Elizabeth Gibson is a writer and performer based in Manchester, UK. She is also the Editor and Photographer for Foxglove Journal. Liz has won a Northern Writers’ Award and been shortlisted for the Poetry Business’ New Poets Prize, and her work has appeared Cake, Cardiff Review, The Compass, Confingo, Litro and Strix among other journals. Liz blogs at http://elizabethgibsonwriter.blogspot.com and you can find her on Twitter and Instagram as @Grizonne.

Granada – Hannah Patient

 

We step outside of time for just three days

and make this place our own: get coffee

every morning at the same café, where

ageing waiters all wear neat blue waistcoats.

This city’s pomegranate-like, they say:

bursting at the seams with juicy seeds

of things to come, of things that might have been.

We walk around the town in midday heat

and everything slows down: we’re living at the speed

of unripe fruit on orange trees and buskers in the streets.

Lost in Sacromonte, we give up and watch

the whole world pass us by, the palace

on its lonely hill a solid compass point.

As night falls, we get brave and mess around:

go rambling through the undergrowth

in the belly of the town, eat tapas in

our favourite bar as the Spanish sun goes down.

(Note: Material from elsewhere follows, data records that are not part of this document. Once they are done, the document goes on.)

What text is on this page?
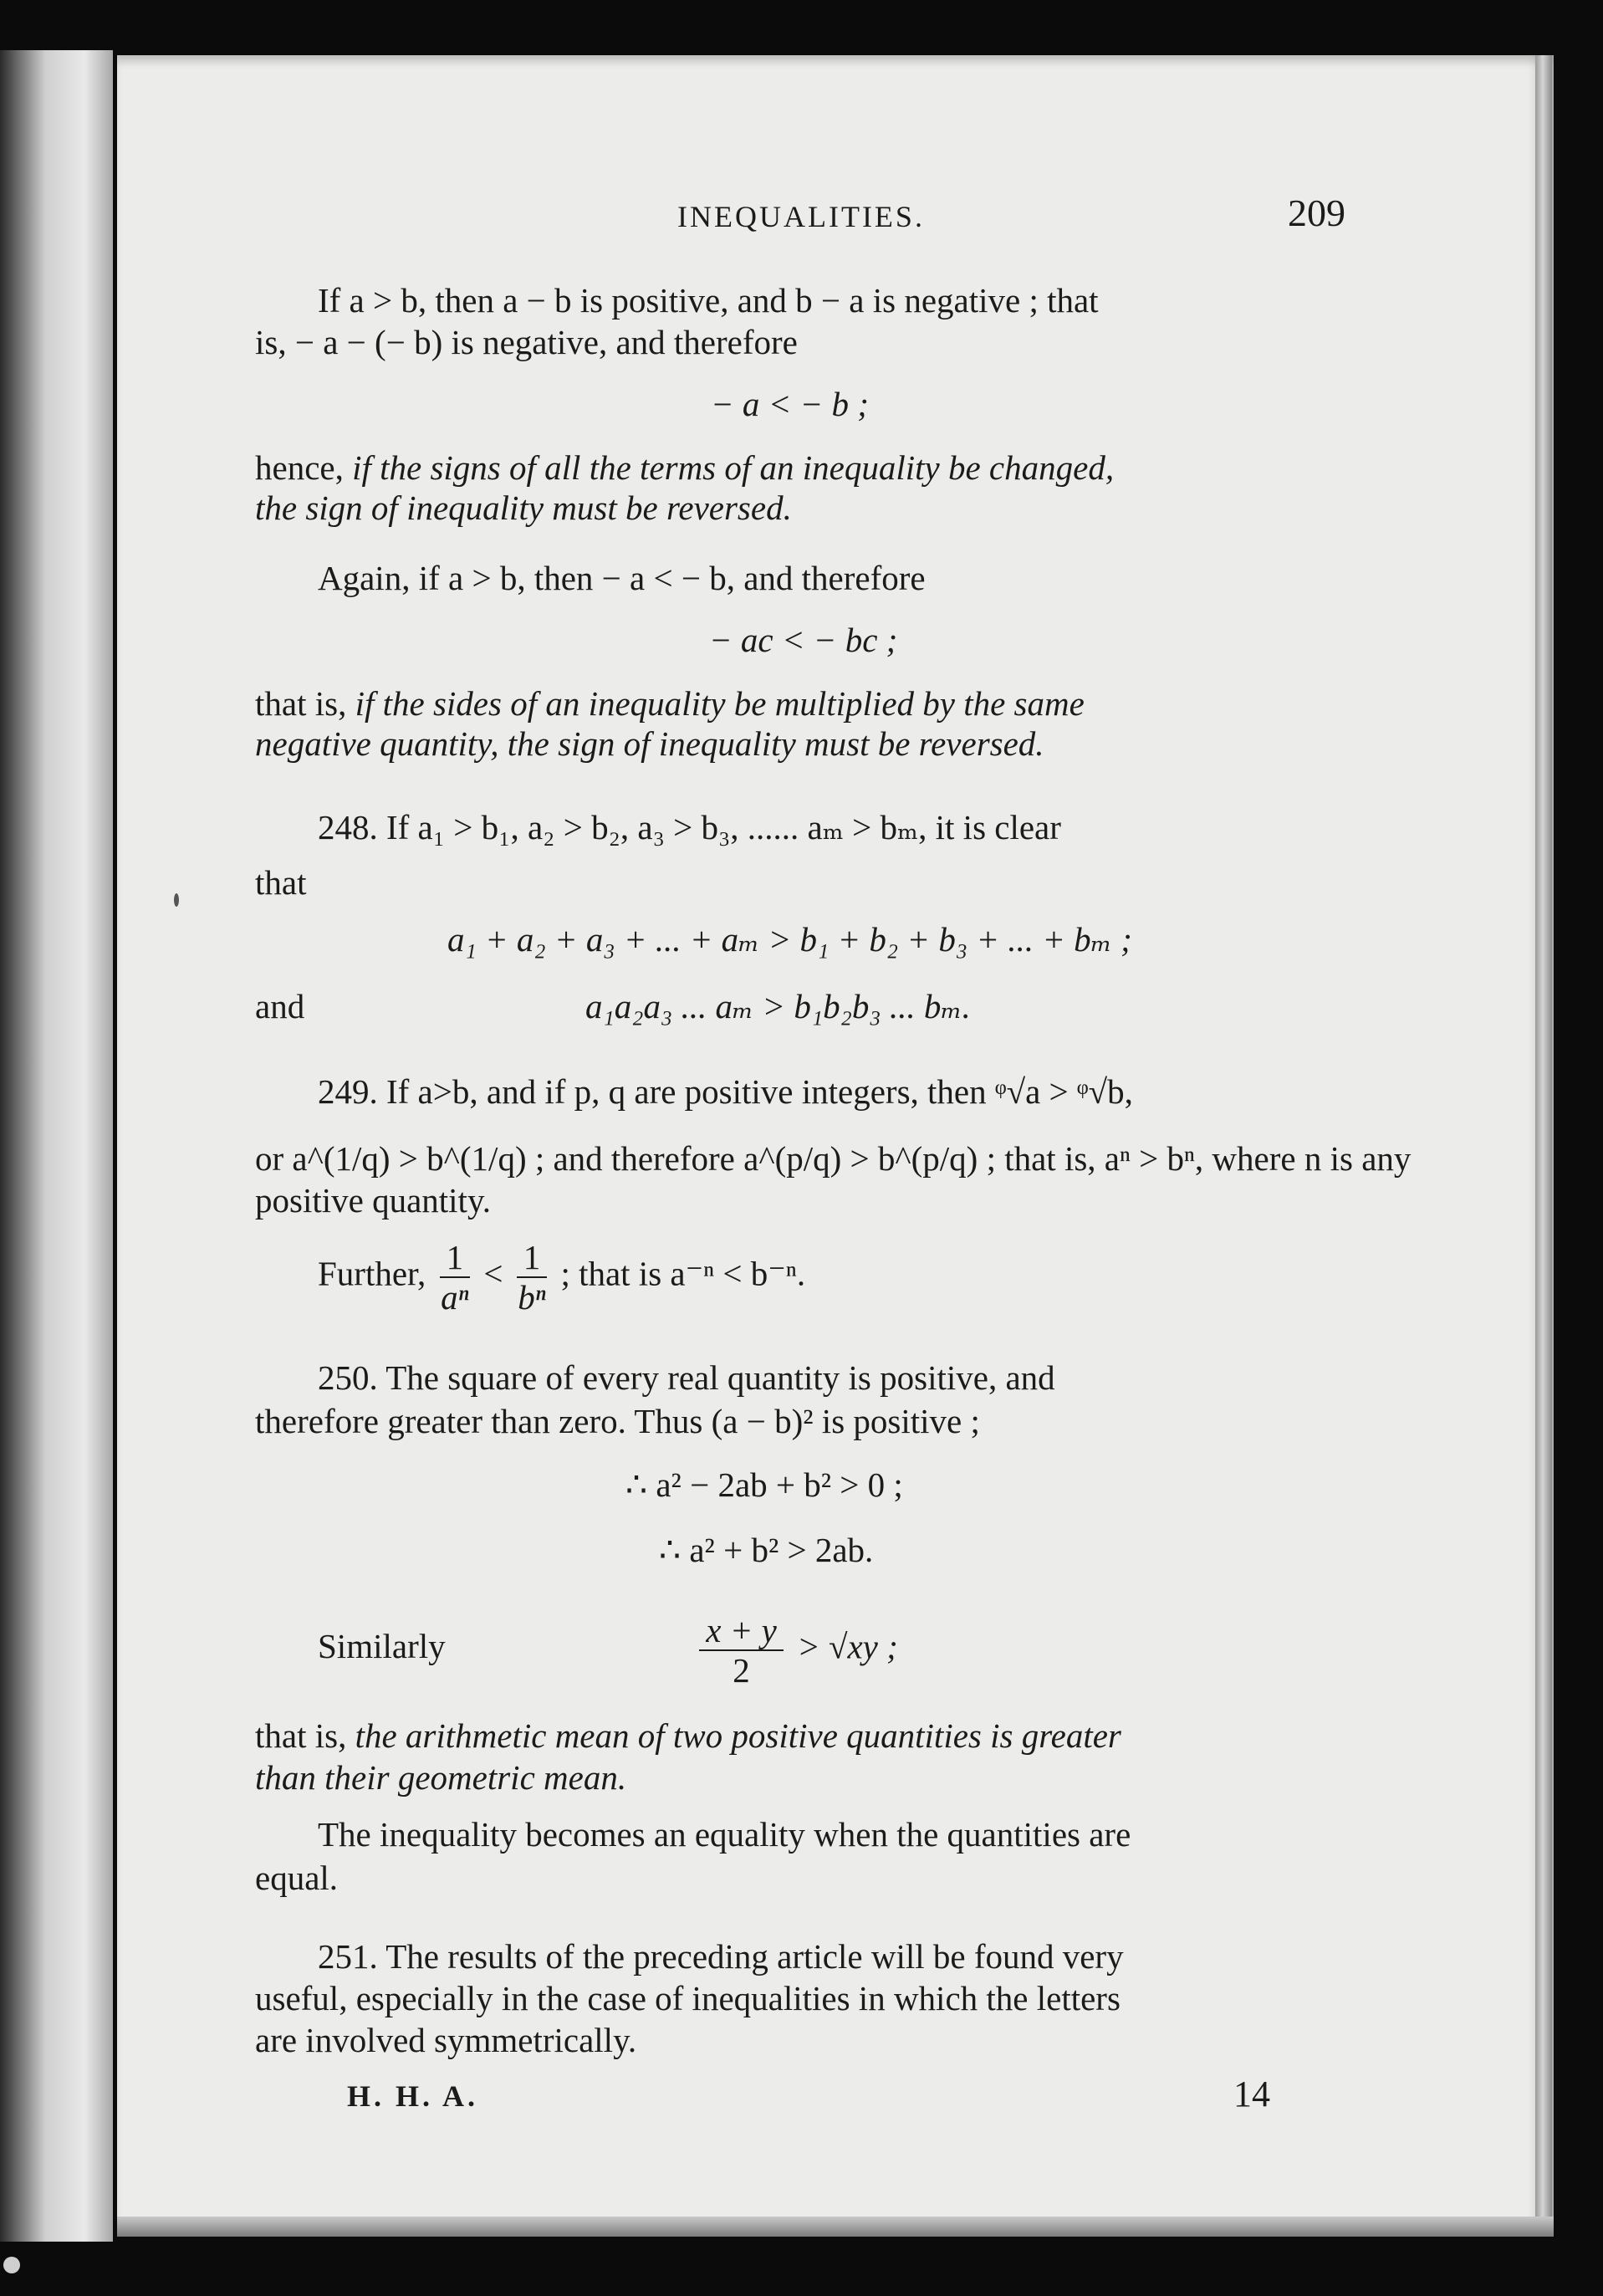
INEQUALITIES.	209
If a > b, then a − b is positive, and b − a is negative ; that
is, − a − (− b) is negative, and therefore
− a < − b ;
hence, if the signs of all the terms of an inequality be changed,
the sign of inequality must be reversed.
Again, if a > b, then − a < − b, and therefore
− ac < − bc ;
that is, if the sides of an inequality be multiplied by the same
negative quantity, the sign of inequality must be reversed.
248. If a₁ > b₁, a₂ > b₂, a₃ > b₃, ...... aₘ > bₘ, it is clear
that
a₁ + a₂ + a₃ + ... + aₘ > b₁ + b₂ + b₃ + ... + bₘ ;
and	a₁a₂a₃ ... aₘ > b₁b₂b₃ ... bₘ.
249. If a>b, and if p, q are positive integers, then ᵠ√a > ᵠ√b,
or a^(1/q) > b^(1/q) ; and therefore a^(p/q) > b^(p/q) ; that is, aⁿ > bⁿ, where n is any
positive quantity.
Further, $\frac{1}{\text{aⁿ}} < \frac{1}{\text{bⁿ}}$ ; that is a⁻ⁿ < b⁻ⁿ.
250. The square of every real quantity is positive, and
therefore greater than zero. Thus (a − b)² is positive ;
∴ a² − 2ab + b² > 0 ;
∴ a² + b² > 2ab.
Similarly	$\frac{x + y}{2} > √xy$ ;
that is, the arithmetic mean of two positive quantities is greater
than their geometric mean.
The inequality becomes an equality when the quantities are
equal.
251. The results of the preceding article will be found very
useful, especially in the case of inequalities in which the letters
are involved symmetrically.
H. H. A.	14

We join processions through the streets

where children chant and incense swings;

get punch-drunk on the smell of it,

turn sleepy listening to the man who sings

each night, alone, in the courtyard by our house.

 

I say that like it’s ours; of course it’s not –

nothing here really belongs to us.

The next day when the sun grows restless, hot,

we pack our bags and leave for a new place.

Time speeds up once more; how quickly we forget

the peerless lustre of these Andalusian days.

 

 

35842420_883314205202005_529810939248115712_nHannah Patient is a third-year English student at Somerville College, Oxford, and the former Essex Young Poet of the Year. Her work has appeared in publications including ASH, The Oxford Review of Books, Blacklist Journal and The Purple Breakfast Review. In her spare time she enjoys exploring crumbling buildings, watching detective dramas and eating chips with mayonnaise.

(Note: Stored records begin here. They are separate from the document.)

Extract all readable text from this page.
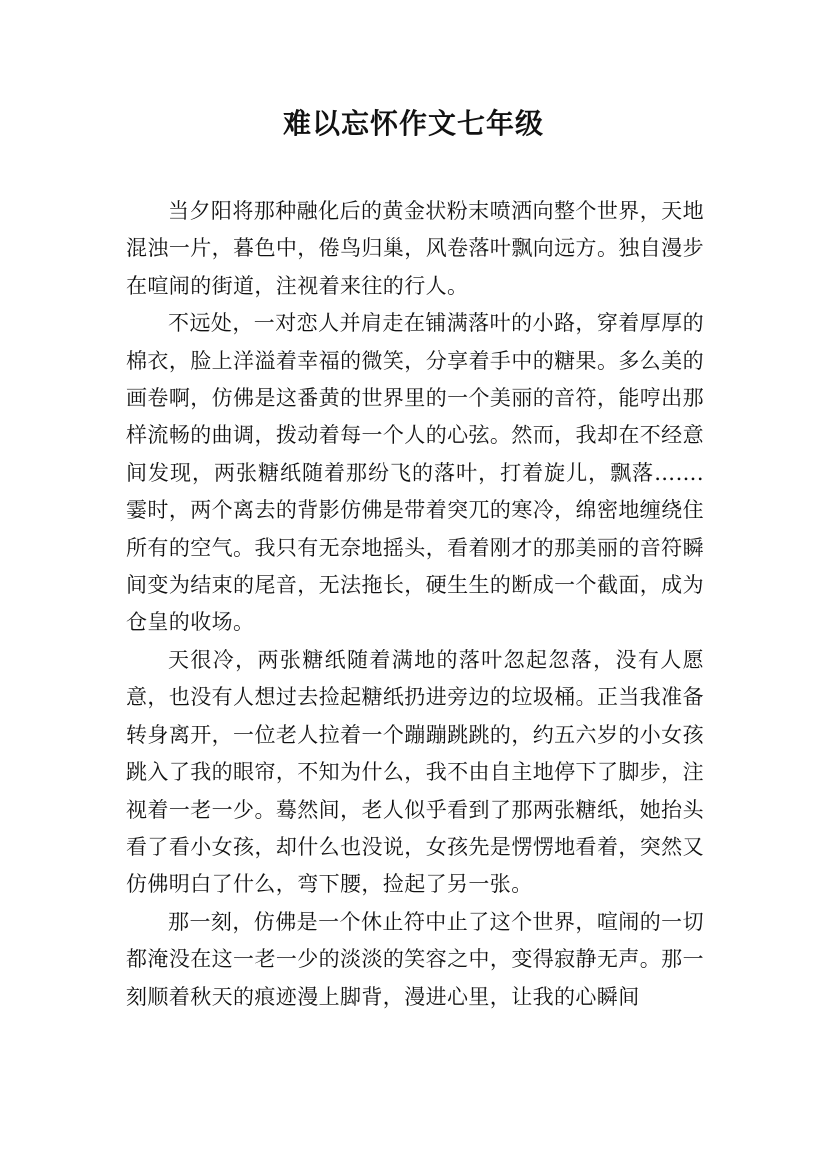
难以忘怀作文七年级

当夕阳将那种融化后的黄金状粉末喷洒向整个世界，天地混浊一片，暮色中，倦鸟归巢，风卷落叶飘向远方。独自漫步在喧闹的街道，注视着来往的行人。

不远处，一对恋人并肩走在铺满落叶的小路，穿着厚厚的棉衣，脸上洋溢着幸福的微笑，分享着手中的糖果。多么美的画卷啊，仿佛是这番黄的世界里的一个美丽的音符，能哼出那样流畅的曲调，拨动着每一个人的心弦。然而，我却在不经意间发现，两张糖纸随着那纷飞的落叶，打着旋儿，飘落…….霎时，两个离去的背影仿佛是带着突兀的寒冷，绵密地缠绕住所有的空气。我只有无奈地摇头，看着刚才的那美丽的音符瞬间变为结束的尾音，无法拖长，硬生生的断成一个截面，成为仓皇的收场。

天很冷，两张糖纸随着满地的落叶忽起忽落，没有人愿意，也没有人想过去捡起糖纸扔进旁边的垃圾桶。正当我准备转身离开，一位老人拉着一个蹦蹦跳跳的，约五六岁的小女孩跳入了我的眼帘，不知为什么，我不由自主地停下了脚步，注视着一老一少。蓦然间，老人似乎看到了那两张糖纸，她抬头看了看小女孩，却什么也没说，女孩先是愣愣地看着，突然又仿佛明白了什么，弯下腰，捡起了另一张。

那一刻，仿佛是一个休止符中止了这个世界，喧闹的一切都淹没在这一老一少的淡淡的笑容之中，变得寂静无声。那一刻顺着秋天的痕迹漫上脚背，漫进心里，让我的心瞬间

Azarquiel Bridge, Toledo – Ray Ball

 

The plateau was hot and dusty.

It claimed me as clay for its baking.

 

I walked to the train station

With feet swollen,

With fingers parched by parchment and paper,

Parched by dry air,

Parched by the past I sought.

 

I seek.

 

I stopped on the bridge to rest,

To watch the water.

The river thirsts.

 

Glimmers of heat reflected off its surface.

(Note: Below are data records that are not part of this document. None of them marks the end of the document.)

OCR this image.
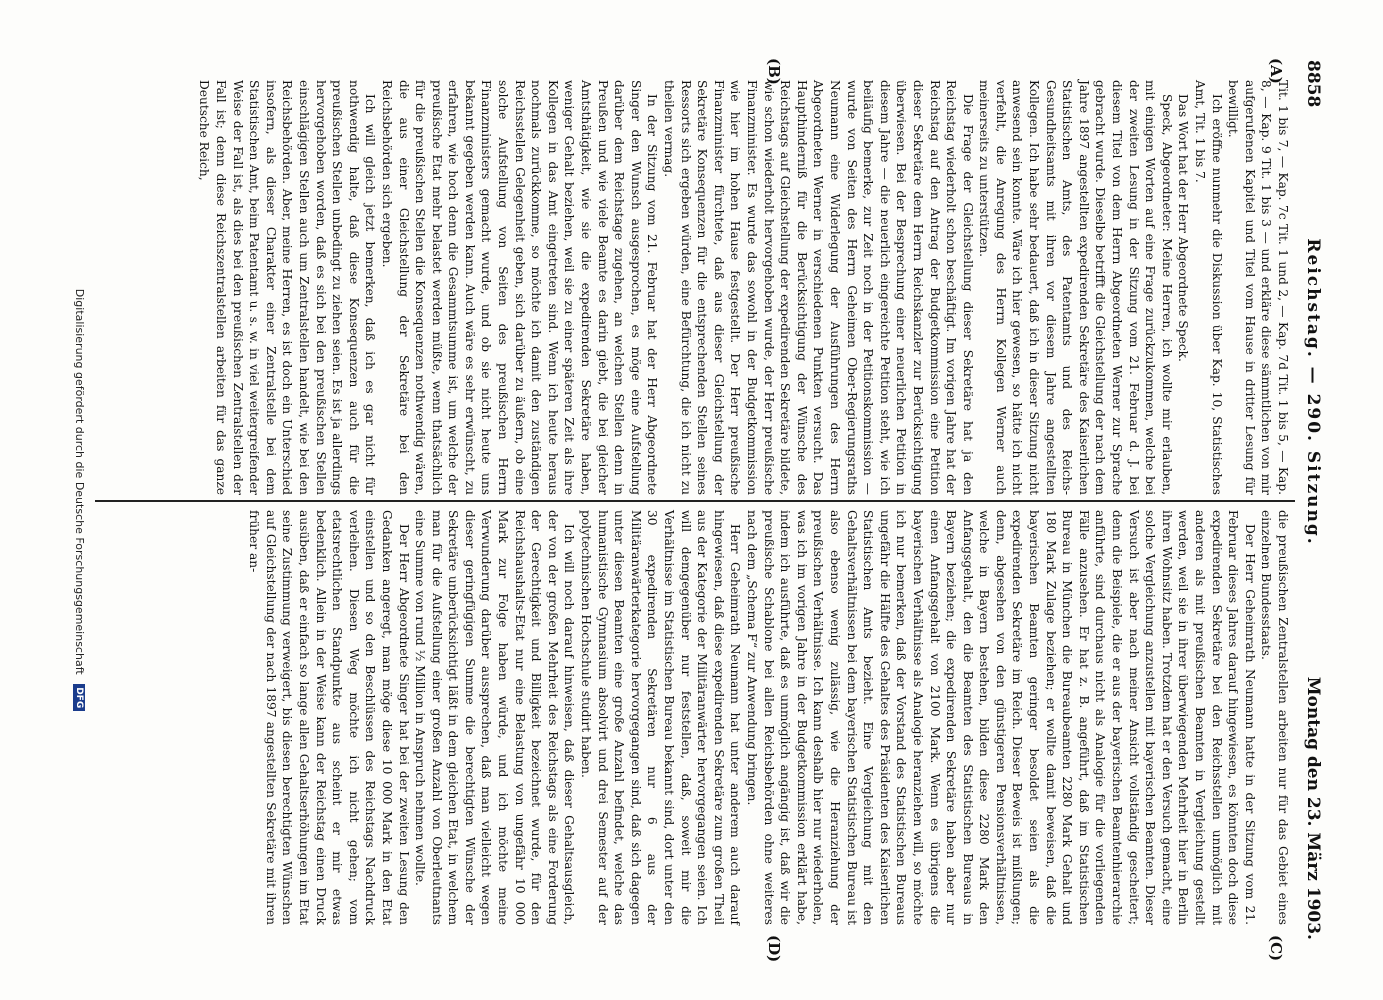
8858
Reichstag. — 290. Sitzung.
Montag den 23. März 1903.
(A)
(B)
(C)
(D)

Tit. 1 bis 7, — Kap. 7c Tit. 1 und 2, — Kap. 7d Tit. 1 bis 5, — Kap. 8, — Kap. 9 Tit. 1 bis 3 — und erkläre diese sämmtlichen von mir aufgerufenen Kapitel und Titel vom Hause in dritter Lesung für bewilligt.

Ich eröffne nunmehr die Diskussion über Kap. 10, Statistisches Amt, Tit. 1 bis 7.

Das Wort hat der Herr Abgeordnete Speck.

Speck, Abgeordneter: Meine Herren, ich wollte mir erlauben, mit einigen Worten auf eine Frage zurückzukommen, welche bei der zweiten Lesung in der Sitzung vom 21. Februar d. J. bei diesem Titel von dem Herrn Abgeordneten Werner zur Sprache gebracht wurde. Dieselbe betrifft die Gleichstellung der nach dem Jahre 1897 angestellten expedirenden Sekretäre des Kaiserlichen Statistischen Amts, des Patentamts und des Reichs-Gesundheitsamts mit ihren vor diesem Jahre angestellten Kollegen. Ich habe sehr bedauert, daß ich in dieser Sitzung nicht anwesend sein konnte. Wäre ich hier gewesen, so hätte ich nicht verfehlt, die Anregung des Herrn Kollegen Werner auch meinerseits zu unterstützen.

Die Frage der Gleichstellung dieser Sekretäre hat ja den Reichstag wiederholt schon beschäftigt. Im vorigen Jahre hat der Reichstag auf den Antrag der Budgetkommission eine Petition dieser Sekretäre dem Herrn Reichskanzler zur Berücksichtigung überwiesen. Bei der Besprechung einer neuerlichen Petition in diesem Jahre — die neuerlich eingereichte Petition steht, wie ich beiläufig bemerke, zur Zeit noch in der Petitionskommission — wurde von Seiten des Herrn Geheimen Ober-Regierungsraths Neumann eine Widerlegung der Ausführungen des Herrn Abgeordneten Werner in verschiedenen Punkten versucht. Das Haupthinderniß für die Berücksichtigung der Wünsche des Reichstags auf Gleichstellung der expedirenden Sekretäre bildete, wie schon wiederholt hervorgehoben wurde, der Herr preußische Finanzminister. Es wurde das sowohl in der Budgetkommission wie hier im hohen Hause festgestellt. Der Herr preußische Finanzminister fürchtete, daß aus dieser Gleichstellung der Sekretäre Konsequenzen für die entsprechenden Stellen seines Ressorts sich ergeben würden, eine Befürchtung, die ich nicht zu theilen vermag.

In der Sitzung vom 21. Februar hat der Herr Abgeordnete Singer den Wunsch ausgesprochen, es möge eine Aufstellung darüber dem Reichstage zugehen, an welchen Stellen denn in Preußen und wie viele Beamte es darin giebt, die bei gleicher Amtsthätigkeit, wie sie die expedirenden Sekretäre haben, weniger Gehalt beziehen, weil sie zu einer späteren Zeit als ihre Kollegen in das Amt eingetreten sind. Wenn ich heute heraus nochmals zurückkomme, so möchte ich damit den zuständigen Reichsstellen Gelegenheit geben, sich darüber zu äußern, ob eine solche Aufstellung von Seiten des preußischen Herrn Finanzministers gemacht wurde, und ob sie nicht heute uns bekannt gegeben werden kann. Auch wäre es sehr erwünscht, zu erfahren, wie hoch denn die Gesammtsumme ist, um welche der preußische Etat mehr belastet werden müßte, wenn thatsächlich für die preußischen Stellen die Konsequenzen nothwendig wären, die aus einer Gleichstellung der Sekretäre bei den Reichsbehörden sich ergeben.

Ich will gleich jetzt bemerken, daß ich es gar nicht für nothwendig halte, daß diese Konsequenzen auch für die preußischen Stellen unbedingt zu ziehen seien. Es ist ja allerdings hervorgehoben worden, daß es sich bei den preußischen Stellen einschlägigen Stellen auch um Zentralstellen handelt, wie bei den Reichsbehörden. Aber, meine Herren, es ist doch ein Unterschied insofern, als dieser Charakter einer Zentralstelle bei dem Statistischen Amt, beim Patentamt u. s. w. in viel weitergreifender Weise der Fall ist, als dies bei den preußischen Zentralstellen der Fall ist; denn diese Reichszentralstellen arbeiten für das ganze Deutsche Reich,

die preußischen Zentralstellen arbeiten nur für das Gebiet eines einzelnen Bundesstaats.

Der Herr Geheimrath Neumann hatte in der Sitzung vom 21. Februar dieses Jahres darauf hingewiesen, es könnten doch diese expedirenden Sekretäre bei den Reichsstellen unmöglich mit anderen als mit preußischen Beamten in Vergleichung gestellt werden, weil sie in ihrer überwiegenden Mehrheit hier in Berlin ihren Wohnsitz haben. Trotzdem hat er den Versuch gemacht, eine solche Vergleichung anzustellen mit bayerischen Beamten. Dieser Versuch ist aber nach meiner Ansicht vollständig gescheitert; denn die Beispiele, die er aus der bayerischen Beamtenhierarchie anführte, sind durchaus nicht als Analogie für die vorliegenden Fälle anzusehen. Er hat z. B. angeführt, daß im Statistischen Bureau in München die Bureaubeamten 2280 Mark Gehalt und 180 Mark Zulage beziehen; er wollte damit beweisen, daß die bayerischen Beamten geringer besoldet seien als die expedirenden Sekretäre im Reich. Dieser Beweis ist mißlungen; denn, abgesehen von den günstigeren Pensionsverhältnissen, welche in Bayern bestehen, bilden diese 2280 Mark den Anfangsgehalt, den die Beamten des Statistischen Bureaus in Bayern beziehen; die expedirenden Sekretäre haben aber nur einen Anfangsgehalt von 2100 Mark. Wenn es übrigens die bayerischen Verhältnisse als Analogie heranziehen will, so möchte ich nur bemerken, daß der Vorstand des Statistischen Bureaus ungefähr die Hälfte des Gehaltes des Präsidenten des Kaiserlichen Statistischen Amts bezieht. Eine Vergleichung mit den Gehaltsverhältnissen bei dem bayerischen Statistischen Bureau ist also ebenso wenig zulässig, wie die Heranziehung der preußischen Verhältnisse. Ich kann deshalb hier nur wiederholen, was ich im vorigen Jahre in der Budgetkommission erklärt habe, indem ich ausführte, daß es unmöglich angängig ist, daß wir die preußische Schablone bei allen Reichsbehörden ohne weiteres nach dem „Schema F“ zur Anwendung bringen.

Herr Geheimrath Neumann hat unter anderem auch darauf hingewiesen, daß diese expedirenden Sekretäre zum großen Theil aus der Kategorie der Militäranwärter hervorgegangen seien. Ich will demgegenüber nur feststellen, daß, soweit mir die Verhältnisse im Statistischen Bureau bekannt sind, dort unter den 30 expedirenden Sekretären nur 6 aus der Militäranwärterkategorie hervorgegangen sind, daß sich dagegen unter diesen Beamten eine große Anzahl befindet, welche das humanistische Gymnasium absolvirt und drei Semester auf der polytechnischen Hochschule studirt haben.

Ich will noch darauf hinweisen, daß dieser Gehaltsausgleich, der von der großen Mehrheit des Reichstags als eine Forderung der Gerechtigkeit und Billigkeit bezeichnet wurde, für den Reichshaushalts-Etat nur eine Belastung von ungefähr 10 000 Mark zur Folge haben würde, und ich möchte meine Verwunderung darüber aussprechen, daß man vielleicht wegen dieser geringfügigen Summe die berechtigten Wünsche der Sekretäre unberücksichtigt läßt in dem gleichen Etat, in welchem man für die Aufstellung einer großen Anzahl von Oberleutnants eine Summe von rund ½ Million in Anspruch nehmen wollte.

Der Herr Abgeordnete Singer hat bei der zweiten Lesung den Gedanken angeregt, man möge diese 10 000 Mark in den Etat einstellen und so den Beschlüssen des Reichstags Nachdruck verleihen. Diesen Weg möchte ich nicht gehen; vom etatsrechtlichen Standpunkte aus scheint er mir etwas bedenklich. Allein in der Weise kann der Reichstag einen Druck ausüben, daß er einfach so lange allen Gehaltserhöhungen im Etat seine Zustimmung verweigert, bis diesen berechtigten Wünschen auf Gleichstellung der nach 1897 angestellten Sekretäre mit ihren früher an-

Digitalisierung gefördert durch die Deutsche Forschungsgemeinschaft DFG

For a moment, I saw a watery mirage of the palaces of Galiana.

 

The Tagus has never rushed.

It takes centuries,

Slowly submerging legends.

It wastes no energy as it wends to the sea.

Languid.

 

The river inscribed its banks into dry meseta,

Meandered past the temples of Romans and Visigoths,

Past the homes of Christians and Moors.

They inscribed their parchments with ink.

 

FullSizeRender (1)Ray Ball has a PhD in History and teaches at the University of Alaska Anchorage. When not in the classroom or the archives of Europe and Latin America, she enjoys hiking, biking, running marathons, and spending time with her spouse Mark and neurotic beagle Bailey. She has published history books and essays with several presses. Her poems have appeared in Alaska Women Speak and Eunoia Review.